Listener
Lemn Sissay’s ability to inspire a wide gamut of emotions in his reader makes his last published collection, the 2008 Listener, still a thought-provoking and vivid collection. Comprising of one short essay and 57 free verse poems his is an individual voice which simultaneously evokes pathos, joy, hope and longing. Whatever the topic, and there are many ̶ love, historic events, anger, isolation ̶ it is Sissay’s extraordinary and unparalleled voice that captivates.

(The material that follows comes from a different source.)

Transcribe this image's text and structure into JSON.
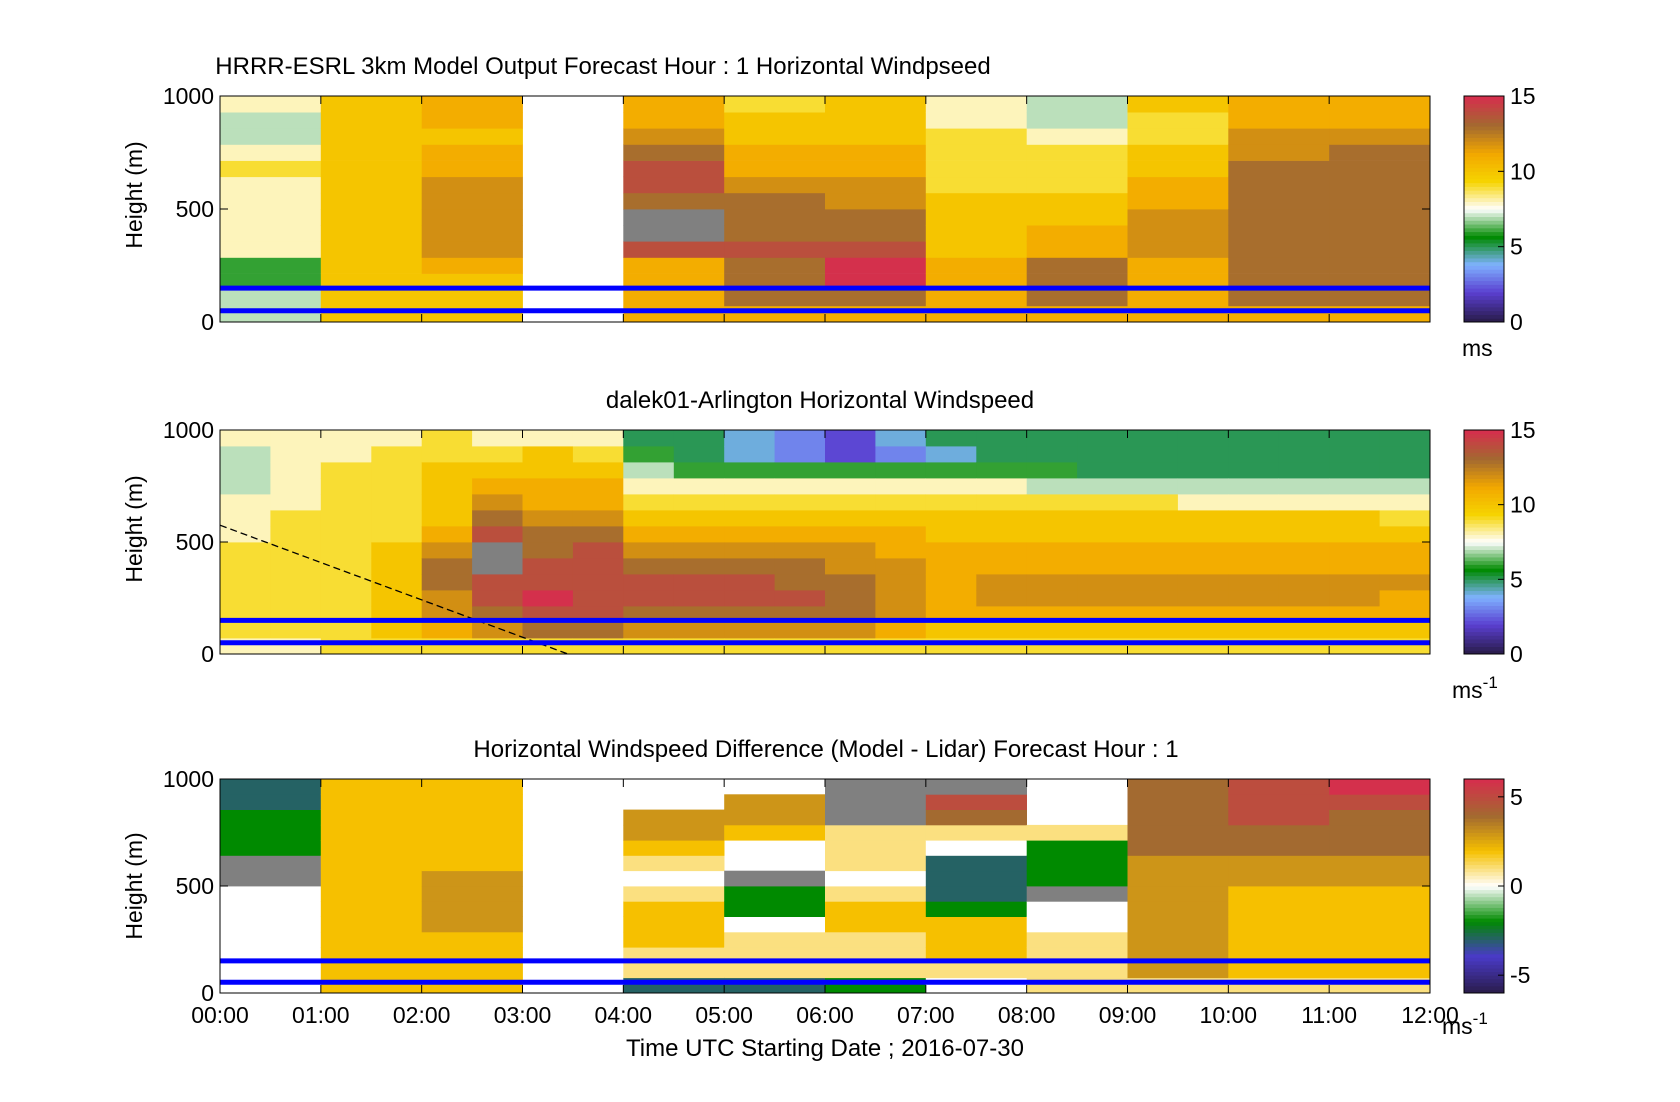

Sissay’s mother migrated from Ethiopia to study in the UK in the late 60s not knowing that she was with child; when he was born she asked for him to be temporarily fostered while she return to her studies. He was moved from home to home: fostered, adopted and then placed back in the care system. His unfortunate childhood certainly has a clear bearing on his work. Sissay has remarked that poetry has given him a degree of liberation from these early traumas: “In creativity, I saw light. In the imagination, I saw the endless possibility of life.” This “endless possibility of life” is conveyed throughout Listener, a collection that exposes Sissay’s personal thoughts and truths.
Be it through his sense-gripping, semi-concrete poem, “Rain”, where individual letters have been positioned to look like droplets of rain falling down the page, or in the pathos-evoking three-line poem, “Christmas,” Sissay does indeed seize the senses, transforming the real world into that “endless possibility of life”. “Christmas”, for all its brevity, grips through its exploration of isolation:
Christmas can be split into two kinds of people –
Those who look into the windows of houses of others
And those who look out.
The theme of longing to be someone, or something else, is conveyed in “Architecture” where through the word-play and repetition of the word ”each”, Sissay depicts a world where everyone and everything wants to be something more. Repetition is also used effectively in “Some things I like”; the repeated of “I like” is deliberately comical, particularly read and imagined with the image of a reader galvanised into shouting some random sequence of “likes”.
In the found poem “Signs”, Sissay simply lists a range of signage vocabulary, and in doing so, he suggests that the modern individual has perhaps become someone who follows the masses and does exactly as he or she is told. The mourning for the loss of individuality or and creative responsibility to a herd mentality is palpable.
Sissay’s longest poem in Listener, “The Queen Speaks”, explores several themes, amongst which are class, privilege and racism. The repetition of “I was born as you were born” parallels the experience of the ordinary British citizen with that of the country’s “nobility”. This poem points out that, despite class and privilege, humans are all the same: we are all born and we all die. Yet, these truisms are suppressed; with characteristically ironic undertones in his list of comparisons, we are reminded that we are the same under the skin. Sissay’s depiction of racism in this collection is one that will provoke thought, anger and pathos:
The other day I was serving a man who was taking my service
And he said to me this man, ‘Why don’t you go back home?’,
And I responded as you may have responded;
‘This is my home,’ I said, as you might have said too.
Lemn Sissay’s Listener is a collection that should be read by everyone. Each poem, in an inspirationally performative voice that reaches out from the page, situates the reader in a thought and emotion-strong whirlwind. Whilst we all perceive life differently, in Listener, Sissay asks us to consider the reasons for his own very remarkable perception of the world. And it is certainly worthwhile request.